Linux-Kernel Archive: Re: [BUG][5.18rc5] nvme nvme0: controller is down; will reset: CSTS=0xffffffff, PCI_STATUS=0x10

1. Turn off APST (nvme_core.default_ps_max_latency_us=0)
2. Turn off APSM (pcie_aspm=off)
3. Turn off both

So add

nvme_core.default_ps_max_latency_us=0 pcie_aspm=off

to the kernel parameter.

One of them or both should solve the issue.

1 Like

im assuming sudo will do or is that su root?

Am i going to use sudo,
but because its kernel related will i need to switch user (su) root

That’s the same thing.

okay, always thought sudo stood for switch user domain
not user account.

No, @megavolt means you try to add these the kernel parameters:

If you use GRUB

  1. Edit /etc/default/grub to add these kernel parameters in GRUB_CMDLINE_LINUX_DEFAULT=
nvme_core.default_ps_max_latency_us=0 pcie_aspm=off
  1. Run sudo update-grub

  2. Reboot

1 Like

i see a grub.d and something is telling to wait for a reply, because this seems like something that needs VERY clear instructions.

i litterally went to /ect/ and i see a grub.d folder, now… This looks like something that can screw up my system badly, unless i follow and understand correctly what you are asking me to do.

if i havent been clear, please be VERY clear with your instructions. Step by step.

I am sorry… it is not really clear where you are now.

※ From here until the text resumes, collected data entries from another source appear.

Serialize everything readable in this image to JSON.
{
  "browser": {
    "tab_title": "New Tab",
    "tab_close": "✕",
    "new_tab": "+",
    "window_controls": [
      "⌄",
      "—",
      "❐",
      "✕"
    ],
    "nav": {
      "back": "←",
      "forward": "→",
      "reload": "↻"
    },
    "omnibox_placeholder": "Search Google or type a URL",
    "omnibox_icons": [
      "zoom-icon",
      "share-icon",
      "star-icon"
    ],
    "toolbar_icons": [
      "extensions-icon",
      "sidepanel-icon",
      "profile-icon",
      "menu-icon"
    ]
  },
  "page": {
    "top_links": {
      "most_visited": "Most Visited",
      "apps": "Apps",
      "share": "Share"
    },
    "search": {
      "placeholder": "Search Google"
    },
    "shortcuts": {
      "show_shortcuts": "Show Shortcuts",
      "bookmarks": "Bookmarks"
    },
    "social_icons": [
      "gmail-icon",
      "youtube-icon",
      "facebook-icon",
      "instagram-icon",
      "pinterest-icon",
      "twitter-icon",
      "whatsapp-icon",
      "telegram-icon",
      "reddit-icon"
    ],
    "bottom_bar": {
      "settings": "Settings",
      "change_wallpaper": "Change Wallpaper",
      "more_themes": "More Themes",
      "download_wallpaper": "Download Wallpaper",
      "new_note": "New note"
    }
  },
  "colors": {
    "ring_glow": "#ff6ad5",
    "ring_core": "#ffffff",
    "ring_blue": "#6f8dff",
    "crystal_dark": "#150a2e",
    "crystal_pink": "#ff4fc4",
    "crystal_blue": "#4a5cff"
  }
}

  1. live session with chroot
  2. booted local installation

:question:

1 Like

file system then ect then im stairing at whole lotta folders that look like and named in fasions that even the dummy in me is going be carefull.

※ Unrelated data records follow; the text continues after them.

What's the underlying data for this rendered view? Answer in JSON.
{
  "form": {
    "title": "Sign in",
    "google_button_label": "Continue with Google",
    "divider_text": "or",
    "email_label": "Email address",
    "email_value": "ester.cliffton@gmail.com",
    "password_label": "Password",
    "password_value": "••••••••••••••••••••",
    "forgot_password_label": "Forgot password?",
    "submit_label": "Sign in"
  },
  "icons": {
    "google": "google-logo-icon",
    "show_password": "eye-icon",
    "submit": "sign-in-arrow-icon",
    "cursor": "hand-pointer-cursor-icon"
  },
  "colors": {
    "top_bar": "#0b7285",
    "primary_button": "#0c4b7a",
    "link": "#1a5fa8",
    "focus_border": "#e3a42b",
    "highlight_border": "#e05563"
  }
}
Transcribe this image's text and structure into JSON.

ok well… dummy instruction:

  1. Boot a Manjaro Installation Disk (hope I don’t have to explain that)
  2. When booted, then first repair the filesystem (must not be mounted):
sudo fsck.ext4 -f -y /dev/nvme1n1p2
  1. Then chroot into that with the helper script:
sudo manjaro-chroot -a
  1. Now do what @Zesko wrote:

Open the file with nano:

nano /etc/default/grub

Edit it accordingly and save it and close it.

Then update grub.

exit the session.

When ever i bring out my usb for to fix my problems, it has always been without repair because i could never figure out how to get to let alone run the repair, without doing a full system reinstall. SO can you elaborate on that?

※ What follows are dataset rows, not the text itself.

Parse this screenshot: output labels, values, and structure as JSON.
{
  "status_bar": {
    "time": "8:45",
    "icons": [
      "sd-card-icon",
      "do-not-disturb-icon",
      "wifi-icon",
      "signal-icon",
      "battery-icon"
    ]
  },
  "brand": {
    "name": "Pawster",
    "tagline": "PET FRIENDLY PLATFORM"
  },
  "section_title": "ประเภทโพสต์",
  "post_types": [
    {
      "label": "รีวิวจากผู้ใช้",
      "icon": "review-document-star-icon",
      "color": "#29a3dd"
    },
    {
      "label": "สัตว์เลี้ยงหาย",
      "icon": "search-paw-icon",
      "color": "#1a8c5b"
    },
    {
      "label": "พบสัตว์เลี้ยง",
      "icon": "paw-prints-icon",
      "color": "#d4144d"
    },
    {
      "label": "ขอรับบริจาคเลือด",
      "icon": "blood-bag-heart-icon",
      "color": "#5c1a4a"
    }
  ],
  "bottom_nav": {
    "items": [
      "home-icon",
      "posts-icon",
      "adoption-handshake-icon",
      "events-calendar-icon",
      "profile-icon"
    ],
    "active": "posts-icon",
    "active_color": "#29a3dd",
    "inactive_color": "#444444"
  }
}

I am sorry, but what exactly is not understandable? Give me something to deal with. I will not explain pretty basic stuff. Maybe someone else can do that.

You did already a repair as I see above… so what is the question?

that repair above was not through a boot stick, that was straight from terminal. and not from grub ether… SOOOOO now you have me more confused? So do i need a bootstick or not?

The drive we are working on does not have manjaro/os on it is the samsung, the wd has manjaro on it.

ok… as I see you run that:

That is:

and I really hope you unmounted it before checking it. That works that way… But:

Is the system partition (root directory). That means, it can only be checked outside, so a live session, or it does it always on boot time to solve small problems. Huge problems have to be repaired outside of the local installation.

I mentioned this because of the journal log and to ensure that the filesystem is not broken.

1n1p2 is not the problem, sooo why are we checking its filesystem?

my head hurts… I need a break, you probably do too, before you reach across the internet and wrap your fingers around my neck.

Then skip that step if you know more… It is just safety measure. That’s all.

Then please do so and take a break. No hurry… Go for a walk and clear your mind. Sometimes things can be overwhelming. it is understandable.

then check the one that needs to be checked …

anyway, once that is done


without the complication of chroot - just use your running system
it is still running, is it?

  • open terminal
  • issue command:
    sudo nano /etc/default/grub
    (that will open the file you need to edit in … an editor (nano)
  • find the 5th line down, which should read:
    GRUB_CMDLINE_LINUX_DEFAULT="quiet udev.log_priority=3"

and append to it, inside the quotes:
nvme_core.default_ps_max_latency_us=0 pcie_aspm=off

so that it then looks like this:
GRUB_CMDLINE_LINUX_DEFAULT="quiet udev.log_priority=3 nvme_core.default_ps_max_latency_us=0 pcie_aspm=off"

that is still only one line

  • save the file

  • run:
    sudo update-grub

and then reboot

1 Like

This topic was automatically closed 2 days after the last reply. New replies are no longer allowed.